Men were to be drawn from the classes in order - if a quota could be filled only from the first and second classes, the third, fourth and fifth were untouched. A class could be taken in its entirety if it was below the absolute quota, but if larger than the number required, a ballot was to be used. Any man who was taken into service through this process was known as a "principal", and was sworn in to serve as a private soldier for a term of five years, after which they were exempt until a fresh ballot was made, or could volunteer for further service. Instead of serving themselves, they could arrange to provide a "personal substitute" who was willing to serve in their stead; this could be a volunteer already on the local ballot, or someone from elsewhere in the county (or a neighbouring county), and it was expected that they would receive a bounty of a few pounds to encourage them to volunteer. Parishes could also arrange to provide parochial substitutes in lieu of their quota of men, and were allowed to levy a parish rate in order to pay bounties to these substitutes. Finally, any balloted man could pay a fine of £10 and avoid service, though he would be liable to be balloted again after five years. The fines were used to hire substitutes and any surplus would go to regimental funds.

A wide range of men were exempt - most obviously, officers and men of the Army, Navy and Marines, but also peers, clergymen, teachers, university students, constables, sailors, apprentices, or men working in royal arsenals or dockyards. A poor man (defined as one with assets of less than £100) with more than one legitimate child was exempt, as was any poor man physically unfit for service, or any man at all less than 5'4" tall. A man worth more than £100 but unfit for service was still liable to pay his fine or provide a substitute. Quakers were not allowed to avoid service through paying a fine, but were required to find a substitute in lieu of service; if they did not do so, the county was empowered to hire one on his behalf and if necessary seize his property to pay for it.

Any men who died or were discharged as unfit would produce a second ballot of the county (in practice, probably of his local parish) to find a replacement. Should the county fail to provide enough men, it would be fined £10 per head of the annual deficit; this money was to be raised locally and could be used to hire substitutes, but if this failed to achieve the desired result, it was paid to the Treasury.

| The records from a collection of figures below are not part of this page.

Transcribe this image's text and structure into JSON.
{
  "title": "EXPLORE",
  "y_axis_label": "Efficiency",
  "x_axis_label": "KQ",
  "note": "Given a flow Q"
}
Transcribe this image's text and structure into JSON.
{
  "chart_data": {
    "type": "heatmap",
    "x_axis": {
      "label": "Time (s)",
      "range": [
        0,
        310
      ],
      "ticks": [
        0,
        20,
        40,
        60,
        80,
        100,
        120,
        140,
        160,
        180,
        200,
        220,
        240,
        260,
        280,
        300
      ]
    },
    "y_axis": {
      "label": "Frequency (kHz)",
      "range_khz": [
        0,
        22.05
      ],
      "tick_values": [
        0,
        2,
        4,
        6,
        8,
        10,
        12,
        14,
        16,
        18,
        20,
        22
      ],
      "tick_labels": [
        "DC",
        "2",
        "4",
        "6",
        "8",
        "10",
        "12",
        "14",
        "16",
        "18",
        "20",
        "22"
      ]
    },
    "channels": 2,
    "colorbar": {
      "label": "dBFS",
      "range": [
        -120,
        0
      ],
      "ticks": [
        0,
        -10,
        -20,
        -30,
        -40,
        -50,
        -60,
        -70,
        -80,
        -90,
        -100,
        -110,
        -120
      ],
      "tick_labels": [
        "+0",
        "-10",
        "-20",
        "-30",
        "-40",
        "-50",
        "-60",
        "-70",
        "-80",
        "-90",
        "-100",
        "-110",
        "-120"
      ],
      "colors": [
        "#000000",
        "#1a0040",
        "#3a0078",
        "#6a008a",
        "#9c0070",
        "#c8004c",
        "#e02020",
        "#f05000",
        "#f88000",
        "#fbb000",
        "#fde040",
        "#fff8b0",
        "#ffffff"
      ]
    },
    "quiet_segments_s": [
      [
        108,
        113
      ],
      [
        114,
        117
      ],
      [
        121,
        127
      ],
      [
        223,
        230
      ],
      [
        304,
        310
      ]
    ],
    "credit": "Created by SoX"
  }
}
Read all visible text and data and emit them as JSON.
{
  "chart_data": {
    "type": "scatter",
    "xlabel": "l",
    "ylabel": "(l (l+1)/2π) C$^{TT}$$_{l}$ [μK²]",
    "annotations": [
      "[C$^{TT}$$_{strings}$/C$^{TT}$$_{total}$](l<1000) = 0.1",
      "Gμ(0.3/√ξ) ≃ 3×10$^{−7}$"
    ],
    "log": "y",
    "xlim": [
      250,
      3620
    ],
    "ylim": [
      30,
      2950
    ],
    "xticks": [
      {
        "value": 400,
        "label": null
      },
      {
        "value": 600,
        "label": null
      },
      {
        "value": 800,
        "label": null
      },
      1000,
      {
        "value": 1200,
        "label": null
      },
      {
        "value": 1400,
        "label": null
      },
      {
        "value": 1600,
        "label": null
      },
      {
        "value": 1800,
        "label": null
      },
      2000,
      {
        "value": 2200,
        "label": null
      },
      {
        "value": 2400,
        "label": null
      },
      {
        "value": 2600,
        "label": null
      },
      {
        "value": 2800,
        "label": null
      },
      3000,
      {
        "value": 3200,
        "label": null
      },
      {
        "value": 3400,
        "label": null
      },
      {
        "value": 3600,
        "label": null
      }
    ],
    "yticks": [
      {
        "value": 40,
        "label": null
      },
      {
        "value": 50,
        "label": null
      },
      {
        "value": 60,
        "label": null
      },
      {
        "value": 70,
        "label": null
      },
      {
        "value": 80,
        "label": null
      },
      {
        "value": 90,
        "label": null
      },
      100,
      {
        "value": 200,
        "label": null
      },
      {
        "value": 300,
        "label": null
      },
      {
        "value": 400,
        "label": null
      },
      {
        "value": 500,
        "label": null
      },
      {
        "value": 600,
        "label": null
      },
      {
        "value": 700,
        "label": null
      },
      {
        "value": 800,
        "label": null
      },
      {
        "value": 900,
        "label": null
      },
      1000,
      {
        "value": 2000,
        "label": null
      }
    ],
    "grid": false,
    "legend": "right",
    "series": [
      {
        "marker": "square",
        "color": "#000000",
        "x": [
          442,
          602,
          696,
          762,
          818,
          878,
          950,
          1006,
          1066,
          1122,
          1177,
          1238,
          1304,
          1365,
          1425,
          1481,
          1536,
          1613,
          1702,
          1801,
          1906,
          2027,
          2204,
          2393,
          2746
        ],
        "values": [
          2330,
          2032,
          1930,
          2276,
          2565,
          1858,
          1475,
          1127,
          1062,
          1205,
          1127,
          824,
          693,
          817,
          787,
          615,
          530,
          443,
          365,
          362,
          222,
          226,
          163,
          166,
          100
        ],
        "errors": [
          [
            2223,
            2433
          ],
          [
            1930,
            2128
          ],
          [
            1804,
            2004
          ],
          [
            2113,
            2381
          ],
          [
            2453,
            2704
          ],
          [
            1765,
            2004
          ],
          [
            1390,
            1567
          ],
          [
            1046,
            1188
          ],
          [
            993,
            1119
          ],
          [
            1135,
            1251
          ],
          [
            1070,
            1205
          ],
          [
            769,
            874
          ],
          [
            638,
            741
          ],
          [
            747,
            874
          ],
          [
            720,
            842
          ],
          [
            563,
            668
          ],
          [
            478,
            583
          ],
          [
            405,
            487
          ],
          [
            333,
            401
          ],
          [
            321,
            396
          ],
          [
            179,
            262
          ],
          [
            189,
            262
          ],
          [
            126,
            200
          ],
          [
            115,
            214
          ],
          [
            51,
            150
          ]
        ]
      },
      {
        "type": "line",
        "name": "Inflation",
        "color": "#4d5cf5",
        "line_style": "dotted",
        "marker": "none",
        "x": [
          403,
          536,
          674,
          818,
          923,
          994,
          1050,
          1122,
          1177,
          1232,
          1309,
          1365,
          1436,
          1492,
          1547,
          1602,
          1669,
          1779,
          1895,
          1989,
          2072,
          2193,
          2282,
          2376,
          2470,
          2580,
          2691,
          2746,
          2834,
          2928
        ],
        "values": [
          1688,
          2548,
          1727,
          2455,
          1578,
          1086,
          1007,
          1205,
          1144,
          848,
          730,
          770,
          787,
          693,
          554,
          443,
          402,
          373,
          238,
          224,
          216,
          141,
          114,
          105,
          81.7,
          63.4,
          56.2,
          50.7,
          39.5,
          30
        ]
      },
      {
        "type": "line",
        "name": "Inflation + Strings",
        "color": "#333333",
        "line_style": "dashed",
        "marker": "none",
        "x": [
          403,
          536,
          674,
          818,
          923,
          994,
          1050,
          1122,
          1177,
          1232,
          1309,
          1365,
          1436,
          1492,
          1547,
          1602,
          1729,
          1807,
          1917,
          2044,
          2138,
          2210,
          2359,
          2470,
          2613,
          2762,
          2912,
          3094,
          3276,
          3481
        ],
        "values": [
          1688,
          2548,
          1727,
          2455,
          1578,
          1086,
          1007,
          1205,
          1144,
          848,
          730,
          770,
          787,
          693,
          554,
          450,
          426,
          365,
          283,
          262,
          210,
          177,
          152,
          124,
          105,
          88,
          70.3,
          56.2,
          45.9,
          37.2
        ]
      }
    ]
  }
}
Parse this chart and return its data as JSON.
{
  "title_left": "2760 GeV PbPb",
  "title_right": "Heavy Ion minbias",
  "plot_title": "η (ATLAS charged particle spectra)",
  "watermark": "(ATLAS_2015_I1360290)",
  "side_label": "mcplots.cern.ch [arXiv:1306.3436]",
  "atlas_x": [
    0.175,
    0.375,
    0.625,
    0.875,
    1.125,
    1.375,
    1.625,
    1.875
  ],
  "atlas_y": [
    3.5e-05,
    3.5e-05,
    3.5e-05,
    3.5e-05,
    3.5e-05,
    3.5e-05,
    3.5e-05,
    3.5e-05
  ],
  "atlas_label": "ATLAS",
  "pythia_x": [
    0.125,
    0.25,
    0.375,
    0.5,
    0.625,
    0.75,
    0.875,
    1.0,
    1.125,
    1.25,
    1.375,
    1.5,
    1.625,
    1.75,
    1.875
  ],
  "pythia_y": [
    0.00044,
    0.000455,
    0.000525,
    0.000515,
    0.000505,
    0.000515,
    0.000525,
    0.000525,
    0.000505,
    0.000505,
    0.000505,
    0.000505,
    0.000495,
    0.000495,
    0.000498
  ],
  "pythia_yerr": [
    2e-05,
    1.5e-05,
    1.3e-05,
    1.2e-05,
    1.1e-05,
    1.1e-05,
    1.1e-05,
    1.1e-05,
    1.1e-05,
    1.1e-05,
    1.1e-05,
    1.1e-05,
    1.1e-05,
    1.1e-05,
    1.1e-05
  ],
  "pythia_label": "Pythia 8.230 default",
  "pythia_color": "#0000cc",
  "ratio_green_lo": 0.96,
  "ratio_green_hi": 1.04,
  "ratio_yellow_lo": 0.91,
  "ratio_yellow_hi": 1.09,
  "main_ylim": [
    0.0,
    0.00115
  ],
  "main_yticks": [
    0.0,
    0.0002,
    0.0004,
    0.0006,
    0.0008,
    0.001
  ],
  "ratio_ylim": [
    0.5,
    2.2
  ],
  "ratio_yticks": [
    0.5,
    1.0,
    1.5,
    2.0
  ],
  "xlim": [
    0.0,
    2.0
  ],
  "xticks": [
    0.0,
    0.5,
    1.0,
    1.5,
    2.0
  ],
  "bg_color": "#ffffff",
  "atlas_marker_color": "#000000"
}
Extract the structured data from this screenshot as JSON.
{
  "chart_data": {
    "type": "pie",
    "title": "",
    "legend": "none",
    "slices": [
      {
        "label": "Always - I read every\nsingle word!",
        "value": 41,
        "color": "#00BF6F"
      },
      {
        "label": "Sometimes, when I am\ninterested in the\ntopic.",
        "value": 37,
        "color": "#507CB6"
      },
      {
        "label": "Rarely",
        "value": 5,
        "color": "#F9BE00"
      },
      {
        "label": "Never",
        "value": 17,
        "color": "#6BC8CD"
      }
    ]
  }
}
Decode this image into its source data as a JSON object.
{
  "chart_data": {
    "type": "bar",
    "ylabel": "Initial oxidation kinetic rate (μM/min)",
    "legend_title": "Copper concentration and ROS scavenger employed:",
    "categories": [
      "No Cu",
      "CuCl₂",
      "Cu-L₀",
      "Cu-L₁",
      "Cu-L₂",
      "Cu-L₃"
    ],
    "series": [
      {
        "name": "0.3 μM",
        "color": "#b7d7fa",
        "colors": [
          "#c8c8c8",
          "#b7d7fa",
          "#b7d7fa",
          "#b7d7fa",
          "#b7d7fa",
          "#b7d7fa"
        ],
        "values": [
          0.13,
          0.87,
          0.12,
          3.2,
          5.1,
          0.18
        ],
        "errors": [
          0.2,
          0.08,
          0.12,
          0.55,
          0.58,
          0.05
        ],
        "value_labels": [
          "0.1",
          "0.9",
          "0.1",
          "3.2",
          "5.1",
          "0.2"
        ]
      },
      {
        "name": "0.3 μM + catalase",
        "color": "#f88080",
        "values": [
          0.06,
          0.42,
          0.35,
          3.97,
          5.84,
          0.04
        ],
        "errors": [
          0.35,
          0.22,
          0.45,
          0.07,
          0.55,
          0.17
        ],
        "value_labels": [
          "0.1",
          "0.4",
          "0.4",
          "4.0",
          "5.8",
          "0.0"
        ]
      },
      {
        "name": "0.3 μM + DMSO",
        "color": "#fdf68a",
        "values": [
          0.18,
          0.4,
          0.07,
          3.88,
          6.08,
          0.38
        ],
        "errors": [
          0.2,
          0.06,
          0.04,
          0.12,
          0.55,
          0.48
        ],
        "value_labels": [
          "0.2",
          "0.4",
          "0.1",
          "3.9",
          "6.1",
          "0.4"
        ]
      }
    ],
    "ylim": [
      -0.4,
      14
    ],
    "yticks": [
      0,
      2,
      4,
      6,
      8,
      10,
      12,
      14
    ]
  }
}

=== Reorganisation of the Militia ===
The act increased the Scottish militia quota from 6,000 to 8,000 men, and restructured it from the ten regiments raised in 1797 to fifteen. These were, in order, with their colonels:

1. Aberdeen (Lord Aboyne)
2. Ayr (Lord Montgomerie)
3. Fife (Lord Crawford)
4. Lanark (Marquis of Douglass)
5. Perth (Duke of Athol)
6. Renfrew (Earl of Glasgow)
7. Argyll and Bute (John Campbell)
8. Berwick, Haddington, Linlithgow, and Peebles (Earl of Home)
9. Ross, Caithness, Sutherland, and Cromarty (Lord Seaforth)
10. Dumfries, Roxburgh, and Selkirk (Earl of Dalkeith)
11. Edinburgh and Lothian (Duke of Buccleuch)
12. Forfar and Kincardine (M. Douglass)
13. Inverness, Banff, Elgin, and Nairn (Sir F. Grant)
14. Kirkcudbright and Wigtown (Sir John Dalrymple-Hay)
15. Stirling, Dumbarton, Clackmannan, and Kinross (Duke of Montrose)

== Subsequent developments ==
The whole act was repealed by section 157(1)(b) of, and part II of schedule 10 to, the Reserve Forces Act 1980 (c. 9), which came into force on 20 April 1980.